Élections: l’Istiqlal tourne le dos à la vieille garde

Nizar Baraka, secrétaire général du Parti de l'Istiqlal, lors du Conseil national de la formation politique, tenu le 2 mars 2024 à Bouznika.

Revue de presseÀ quelques mois des échéances électorales, le parti dirigé par Nizar Baraka engage une réorganisation controversée en écartant plusieurs inspecteurs provinciaux, ravivant les tensions entre renouvellement générationnel et fidélité à une structure historique qui a façonné son influence politique. Cet article est une revue de presse tirée du quotidien Assabah.

Le 03/04/2026 à 20h01

Le parti de l’Istiqlal semble avoir choisi un moment stratégique pour procéder à une vaste réorganisation interne, marquée par la mise à l’écart de plusieurs inspecteurs provinciaux et leur remplacement par de nouveaux profils. Cette décision, prise sans communication officielle détaillée ni explication publique, a surpris de nombreux militants et militantes, alimentant interrogations et spéculations, relève le quotidien Assabah dans son édition du weekend du 4 et 5 avril.

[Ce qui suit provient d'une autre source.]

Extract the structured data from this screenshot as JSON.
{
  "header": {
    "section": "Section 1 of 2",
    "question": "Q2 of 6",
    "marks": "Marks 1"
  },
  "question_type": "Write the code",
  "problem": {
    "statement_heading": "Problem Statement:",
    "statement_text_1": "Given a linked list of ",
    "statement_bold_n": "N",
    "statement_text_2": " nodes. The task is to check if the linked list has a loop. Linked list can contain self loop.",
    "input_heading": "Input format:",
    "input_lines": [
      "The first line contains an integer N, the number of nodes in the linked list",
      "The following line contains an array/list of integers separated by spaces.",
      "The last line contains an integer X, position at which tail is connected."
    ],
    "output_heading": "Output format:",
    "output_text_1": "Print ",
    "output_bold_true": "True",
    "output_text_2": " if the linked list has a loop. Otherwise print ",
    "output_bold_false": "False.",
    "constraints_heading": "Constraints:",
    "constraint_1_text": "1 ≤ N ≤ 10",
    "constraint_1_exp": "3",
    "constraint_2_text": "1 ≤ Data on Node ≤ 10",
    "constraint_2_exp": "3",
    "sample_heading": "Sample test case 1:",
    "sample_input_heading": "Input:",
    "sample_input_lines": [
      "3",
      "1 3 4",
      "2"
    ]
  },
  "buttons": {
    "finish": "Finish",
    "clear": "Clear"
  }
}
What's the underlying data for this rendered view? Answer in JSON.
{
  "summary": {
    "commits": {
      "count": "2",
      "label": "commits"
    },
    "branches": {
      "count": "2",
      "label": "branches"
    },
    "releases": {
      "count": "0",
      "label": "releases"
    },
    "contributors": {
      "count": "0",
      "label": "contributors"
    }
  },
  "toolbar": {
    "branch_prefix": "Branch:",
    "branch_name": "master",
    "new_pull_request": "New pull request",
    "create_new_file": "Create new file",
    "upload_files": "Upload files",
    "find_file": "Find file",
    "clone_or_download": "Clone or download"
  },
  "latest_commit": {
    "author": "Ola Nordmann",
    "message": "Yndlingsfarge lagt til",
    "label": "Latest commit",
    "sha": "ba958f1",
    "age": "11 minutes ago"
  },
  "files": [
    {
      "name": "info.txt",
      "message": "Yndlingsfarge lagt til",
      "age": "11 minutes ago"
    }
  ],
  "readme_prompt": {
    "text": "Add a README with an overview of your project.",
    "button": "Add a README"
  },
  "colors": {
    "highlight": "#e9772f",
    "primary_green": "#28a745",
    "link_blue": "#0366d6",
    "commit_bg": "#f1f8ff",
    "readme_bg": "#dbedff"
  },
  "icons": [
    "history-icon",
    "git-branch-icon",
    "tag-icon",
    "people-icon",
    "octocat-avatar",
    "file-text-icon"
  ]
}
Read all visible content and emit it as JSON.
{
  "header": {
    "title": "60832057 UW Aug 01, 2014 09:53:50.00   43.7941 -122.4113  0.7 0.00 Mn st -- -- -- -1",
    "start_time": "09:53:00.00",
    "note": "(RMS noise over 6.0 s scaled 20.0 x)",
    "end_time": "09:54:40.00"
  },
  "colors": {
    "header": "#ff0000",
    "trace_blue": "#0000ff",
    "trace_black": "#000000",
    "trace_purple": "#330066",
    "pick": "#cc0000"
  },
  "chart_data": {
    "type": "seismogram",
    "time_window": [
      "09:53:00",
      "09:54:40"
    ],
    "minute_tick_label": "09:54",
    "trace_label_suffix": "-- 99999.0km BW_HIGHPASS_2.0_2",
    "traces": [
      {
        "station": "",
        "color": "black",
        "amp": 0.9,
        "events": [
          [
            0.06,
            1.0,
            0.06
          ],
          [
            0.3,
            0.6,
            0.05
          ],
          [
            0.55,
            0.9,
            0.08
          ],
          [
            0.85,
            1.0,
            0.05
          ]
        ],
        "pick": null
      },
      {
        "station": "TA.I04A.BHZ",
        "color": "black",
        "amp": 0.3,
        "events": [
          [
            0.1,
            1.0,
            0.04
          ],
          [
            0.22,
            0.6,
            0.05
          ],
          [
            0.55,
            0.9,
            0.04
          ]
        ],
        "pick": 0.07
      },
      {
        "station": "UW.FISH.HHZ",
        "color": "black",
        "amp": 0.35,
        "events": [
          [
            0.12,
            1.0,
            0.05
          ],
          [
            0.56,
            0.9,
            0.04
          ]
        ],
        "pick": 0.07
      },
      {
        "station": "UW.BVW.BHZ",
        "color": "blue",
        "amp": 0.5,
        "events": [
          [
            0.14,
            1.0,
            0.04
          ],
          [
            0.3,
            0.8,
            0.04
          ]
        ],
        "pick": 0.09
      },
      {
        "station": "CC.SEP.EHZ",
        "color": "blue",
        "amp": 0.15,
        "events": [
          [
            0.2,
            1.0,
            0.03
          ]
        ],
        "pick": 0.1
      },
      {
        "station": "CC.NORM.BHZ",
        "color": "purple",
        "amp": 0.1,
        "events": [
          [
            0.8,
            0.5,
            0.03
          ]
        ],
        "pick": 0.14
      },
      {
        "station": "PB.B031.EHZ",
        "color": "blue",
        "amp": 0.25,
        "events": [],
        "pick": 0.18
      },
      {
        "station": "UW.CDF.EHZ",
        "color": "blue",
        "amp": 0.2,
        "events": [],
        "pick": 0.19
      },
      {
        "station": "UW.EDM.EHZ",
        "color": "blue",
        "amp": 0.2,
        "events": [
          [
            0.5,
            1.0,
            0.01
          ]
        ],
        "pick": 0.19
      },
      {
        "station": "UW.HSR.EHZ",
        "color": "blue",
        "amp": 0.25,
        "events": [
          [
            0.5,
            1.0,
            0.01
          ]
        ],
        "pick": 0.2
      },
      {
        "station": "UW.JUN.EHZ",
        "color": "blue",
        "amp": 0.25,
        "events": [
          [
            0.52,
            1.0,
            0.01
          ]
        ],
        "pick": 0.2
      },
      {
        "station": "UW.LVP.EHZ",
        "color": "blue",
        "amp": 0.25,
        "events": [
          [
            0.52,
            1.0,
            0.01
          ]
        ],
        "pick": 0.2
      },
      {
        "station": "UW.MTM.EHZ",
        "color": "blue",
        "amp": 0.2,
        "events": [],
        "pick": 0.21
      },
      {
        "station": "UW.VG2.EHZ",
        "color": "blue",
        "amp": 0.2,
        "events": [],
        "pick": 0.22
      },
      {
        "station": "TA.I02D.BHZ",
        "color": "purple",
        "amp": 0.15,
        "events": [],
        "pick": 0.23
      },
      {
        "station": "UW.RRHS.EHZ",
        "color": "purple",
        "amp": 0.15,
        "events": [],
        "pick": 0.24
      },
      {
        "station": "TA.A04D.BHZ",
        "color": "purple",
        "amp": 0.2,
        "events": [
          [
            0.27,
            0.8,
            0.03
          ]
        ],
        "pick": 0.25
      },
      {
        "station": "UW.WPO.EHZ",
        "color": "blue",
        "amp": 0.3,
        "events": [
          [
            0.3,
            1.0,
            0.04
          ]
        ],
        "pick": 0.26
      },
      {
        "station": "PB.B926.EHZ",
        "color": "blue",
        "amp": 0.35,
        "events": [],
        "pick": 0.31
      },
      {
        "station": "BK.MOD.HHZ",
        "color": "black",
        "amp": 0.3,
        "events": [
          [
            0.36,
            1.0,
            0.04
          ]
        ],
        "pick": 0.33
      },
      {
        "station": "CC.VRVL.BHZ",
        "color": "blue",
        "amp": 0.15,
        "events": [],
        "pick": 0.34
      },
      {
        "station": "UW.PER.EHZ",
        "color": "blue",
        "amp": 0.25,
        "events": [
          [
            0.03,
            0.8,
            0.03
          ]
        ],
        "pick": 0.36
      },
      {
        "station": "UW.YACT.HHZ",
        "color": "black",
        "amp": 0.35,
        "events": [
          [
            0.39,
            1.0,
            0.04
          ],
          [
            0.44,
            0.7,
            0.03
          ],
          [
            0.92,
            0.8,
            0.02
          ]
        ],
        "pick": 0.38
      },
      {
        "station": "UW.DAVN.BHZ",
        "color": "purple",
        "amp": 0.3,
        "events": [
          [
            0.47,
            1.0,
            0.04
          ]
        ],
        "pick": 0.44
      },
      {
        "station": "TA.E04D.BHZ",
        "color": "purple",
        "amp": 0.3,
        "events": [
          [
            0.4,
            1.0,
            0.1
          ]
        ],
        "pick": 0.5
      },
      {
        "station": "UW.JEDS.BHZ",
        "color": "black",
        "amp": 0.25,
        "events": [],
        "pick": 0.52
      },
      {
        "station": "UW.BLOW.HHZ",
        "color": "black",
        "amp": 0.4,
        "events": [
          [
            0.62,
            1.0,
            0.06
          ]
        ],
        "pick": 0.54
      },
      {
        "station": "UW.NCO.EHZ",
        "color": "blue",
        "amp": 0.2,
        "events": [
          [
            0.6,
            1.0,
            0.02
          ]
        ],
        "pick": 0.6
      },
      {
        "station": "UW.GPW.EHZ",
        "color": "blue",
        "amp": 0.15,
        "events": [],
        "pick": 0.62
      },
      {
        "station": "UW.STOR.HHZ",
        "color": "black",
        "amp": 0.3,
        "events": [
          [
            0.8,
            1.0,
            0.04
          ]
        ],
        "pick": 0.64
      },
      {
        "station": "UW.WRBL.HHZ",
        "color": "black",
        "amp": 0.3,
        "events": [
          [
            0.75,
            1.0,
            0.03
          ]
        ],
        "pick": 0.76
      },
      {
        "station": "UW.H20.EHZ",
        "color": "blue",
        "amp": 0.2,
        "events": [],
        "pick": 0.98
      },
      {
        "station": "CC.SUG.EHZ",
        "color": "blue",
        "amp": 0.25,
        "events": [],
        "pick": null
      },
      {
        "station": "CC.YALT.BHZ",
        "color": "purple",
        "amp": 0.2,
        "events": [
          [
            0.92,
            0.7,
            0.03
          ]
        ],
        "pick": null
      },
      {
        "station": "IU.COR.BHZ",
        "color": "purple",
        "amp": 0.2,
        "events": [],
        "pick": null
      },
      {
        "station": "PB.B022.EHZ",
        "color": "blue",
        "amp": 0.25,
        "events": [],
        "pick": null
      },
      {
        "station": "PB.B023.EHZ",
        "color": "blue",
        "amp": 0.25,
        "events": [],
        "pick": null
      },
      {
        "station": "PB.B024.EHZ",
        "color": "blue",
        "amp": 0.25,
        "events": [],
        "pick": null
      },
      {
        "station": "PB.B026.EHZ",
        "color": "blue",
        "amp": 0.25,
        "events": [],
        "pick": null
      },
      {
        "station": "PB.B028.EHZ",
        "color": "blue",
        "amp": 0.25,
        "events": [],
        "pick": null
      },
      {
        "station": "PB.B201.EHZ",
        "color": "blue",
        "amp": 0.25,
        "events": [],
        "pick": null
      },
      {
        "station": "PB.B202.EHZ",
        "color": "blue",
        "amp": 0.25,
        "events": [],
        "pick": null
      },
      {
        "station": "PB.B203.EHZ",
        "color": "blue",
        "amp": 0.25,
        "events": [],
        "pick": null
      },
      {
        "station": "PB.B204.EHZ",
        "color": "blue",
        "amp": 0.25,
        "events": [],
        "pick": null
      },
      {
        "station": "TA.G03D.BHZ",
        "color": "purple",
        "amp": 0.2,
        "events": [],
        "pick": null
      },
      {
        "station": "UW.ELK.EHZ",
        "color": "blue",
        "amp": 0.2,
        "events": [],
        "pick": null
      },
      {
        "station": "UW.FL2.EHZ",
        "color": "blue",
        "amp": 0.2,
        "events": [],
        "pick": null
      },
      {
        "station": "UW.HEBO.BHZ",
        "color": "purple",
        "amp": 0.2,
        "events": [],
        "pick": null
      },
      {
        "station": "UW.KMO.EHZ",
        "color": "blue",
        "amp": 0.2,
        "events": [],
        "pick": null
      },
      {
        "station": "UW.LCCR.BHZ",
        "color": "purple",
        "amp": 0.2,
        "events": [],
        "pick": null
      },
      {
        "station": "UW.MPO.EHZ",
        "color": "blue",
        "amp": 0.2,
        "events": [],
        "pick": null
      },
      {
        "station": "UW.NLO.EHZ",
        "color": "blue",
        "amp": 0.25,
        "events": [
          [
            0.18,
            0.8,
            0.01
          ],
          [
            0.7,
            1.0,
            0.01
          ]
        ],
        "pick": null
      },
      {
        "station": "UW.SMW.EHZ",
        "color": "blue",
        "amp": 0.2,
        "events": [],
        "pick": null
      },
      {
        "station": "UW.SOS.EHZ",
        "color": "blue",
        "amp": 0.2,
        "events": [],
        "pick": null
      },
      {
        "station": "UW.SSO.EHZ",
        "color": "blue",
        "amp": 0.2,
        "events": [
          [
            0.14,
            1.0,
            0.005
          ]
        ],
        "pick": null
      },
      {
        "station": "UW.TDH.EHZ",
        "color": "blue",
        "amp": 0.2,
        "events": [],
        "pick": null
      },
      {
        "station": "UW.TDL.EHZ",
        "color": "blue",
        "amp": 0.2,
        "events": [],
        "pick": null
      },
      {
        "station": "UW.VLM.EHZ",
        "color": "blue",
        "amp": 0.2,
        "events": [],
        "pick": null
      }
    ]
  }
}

Dans les grandes villes comme Casablanca ou Tanger, ces changements interviennent à quelques mois seulement des échéances électorales, ce qui n’a pas manqué de susciter des réactions contrastées. Entre partisans d’un renouvellement jugé nécessaire et opposants dénonçant une mise à l’écart brutale de figures expérimentées, le débat s’est rapidement installé au sein des cercles politiques. Le cas de l’inspecteur provincial de Tanger cristallise particulièrement les tensions, lit-on dans Assabah. Son éviction serait liée à des rapports jugés imprécis, voire à des dénonciations contestées, attribuées à un ministre influent proche de Nizar Baraka. Une affaire qui pourrait avoir des répercussions négatives sur la dynamique organisationnelle du parti dans la région du détroit, pourtant stratégique dans la perspective de conquérir un nombre significatif de sièges parlementaires.

Cette vague de changements touche également ce que certains appellent «la vieille garde», remplacée progressivement par une nouvelle génération de cadres. Une évolution qui relance le débat sur le rôle central des inspecteurs dans la structure du parti. Ces derniers ne se limitent pas à des fonctions administratives: ils constituent un pilier historique de l’organisation, garants de ses valeurs, de sa continuité et de son implantation territoriale. Cité par Assabah, un dirigeant du parti, s’exprimant sous couvert d’anonymat, rappelle que ces hommes ont été les artisans de la pérennité de l’Istiqlal pendant des décennies, sillonnant villes, campagnes et zones reculées pour diffuser son message et consolider ses bases militantes, parfois au prix de lourds sacrifices.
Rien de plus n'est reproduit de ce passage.